‘that Strand which is lost as Atlantis’: Arthur Machen’s memories of the Strand
Posted in 1800-1899, 1920-1929, 19th Century, Places, Retail, shops, Strands, streets and roads and tagged with Arthur Machen, books, Dickens, G.M.W. Reynolds
Mystic, theatre critic, teller of weird tales and tramper of London’s obscurer byways and thoroughfares, Arthur Machen was also very fond of the Strand. Available through the Internet Archive (courtesy of the University of California libraries) his memoir of the 1870 and 1880s, Far Off Things (Martin & Secker, 1922) recounts ‘the first time I saw the Strand, and it instantly went to my head and to my heart, and I have never loved another street in quite the same way. My Strand is gone for ever; some of it is a wild rock-garden of purple flowers, some of it is imposing new buildings; but one way or another, the spirit is wholly departed. But on that June night in 1880 I walked up Surrey Street and stood on the Strand pavement and looked before me and to right and to left and gasped. No man has ever seen London ; but at that moment I was very near to the vision – the theoria – of London.’

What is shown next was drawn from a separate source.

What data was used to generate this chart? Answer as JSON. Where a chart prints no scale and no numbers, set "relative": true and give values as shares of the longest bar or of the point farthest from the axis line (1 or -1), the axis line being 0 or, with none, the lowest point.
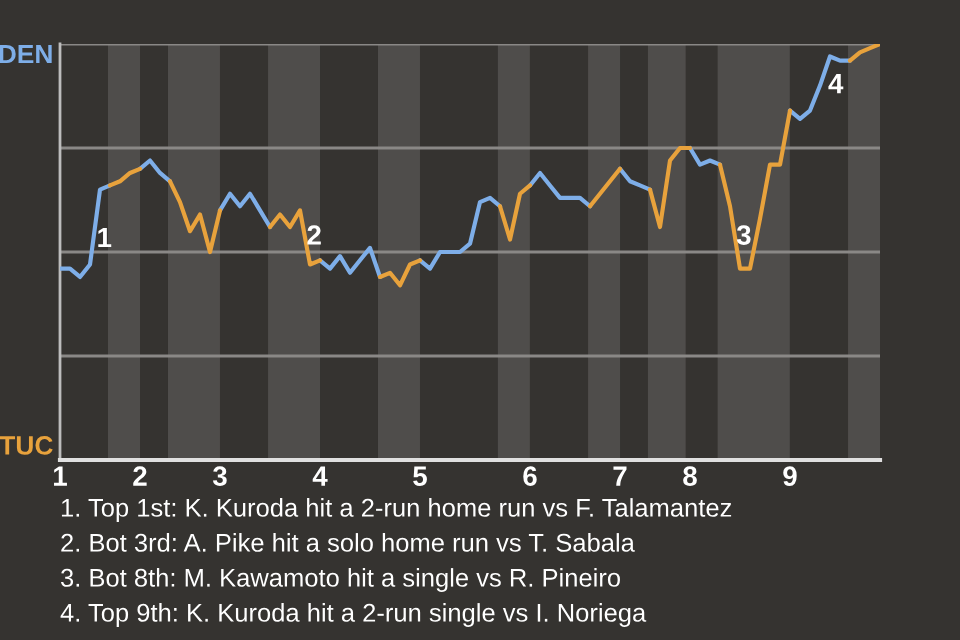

While Machen describes the Strand of his youth as being ‘as lost as Atlantis’, he also suggests how walking the `strand can cast us still further back in time
‘Nothing could be more urban or urbane than the Strand and yet it had grown, as the green brake grows, as the cathedrals and the country houses of England grew from age to age, gathering beauty as they increased. The Strand was an altogether English street, and it was the very heart of London. In it, or beside it, were the theatres and the bookshops and the cookshops; to north and south odd passages and stairs and archways admitted the curious into the oddest places and quarters. You were weary of the traffic and the pattering feet? Then you could turn into New Inn or Clement’s Inn and enjoy deep silence. You wanted to see the old hugger-mugger of the London back streets, dark taverns of the eighteenth century, where men had lain hidden from the hangman? Here was Clare Market for you. You had heard that ‘Elzevirs’ were very rare and curious books, and would like to see an Elzevir? You would lose your opinion of their rarity, for you would see as many Elzevirs as any man could desire in Holywell Street, where I believe they were to be bought by the sack, as if they had been coals. And Elzevirs apart; the naughty prints and books of Holywell Street were as good as a play. For I believe that the Row had turned naughty somewhere in the early ‘fifties; it had then got in its stocks – and had kept them. Here were the works of G.M.W. Reynolds in large volumes; Mysteries of the Court of St. James, and such weariness. Here was the faded coloured engraving of a young female of extreme gaiety – with ringlets, and the appearance of the chambermaid in the once-famous print, ‘Sherry, sir’. And with all the curiosity, and variety, and oddity and richness of the Strand, it had the while a manner of snug homeliness and cosiness and comfort about it which was quite inimitable. To be in the Strand was like drinking punch and reading Dickens. One felt it was such a warmhearted, hospitable street, if one only had a little money. Unfortunately, I was never on dining terms, as it were, with the Strand; but I always felt that if it only knew me it would have called me ‘old boy’ and given me its choicest saddles of mutton and its oldest port, and I felt grateful.’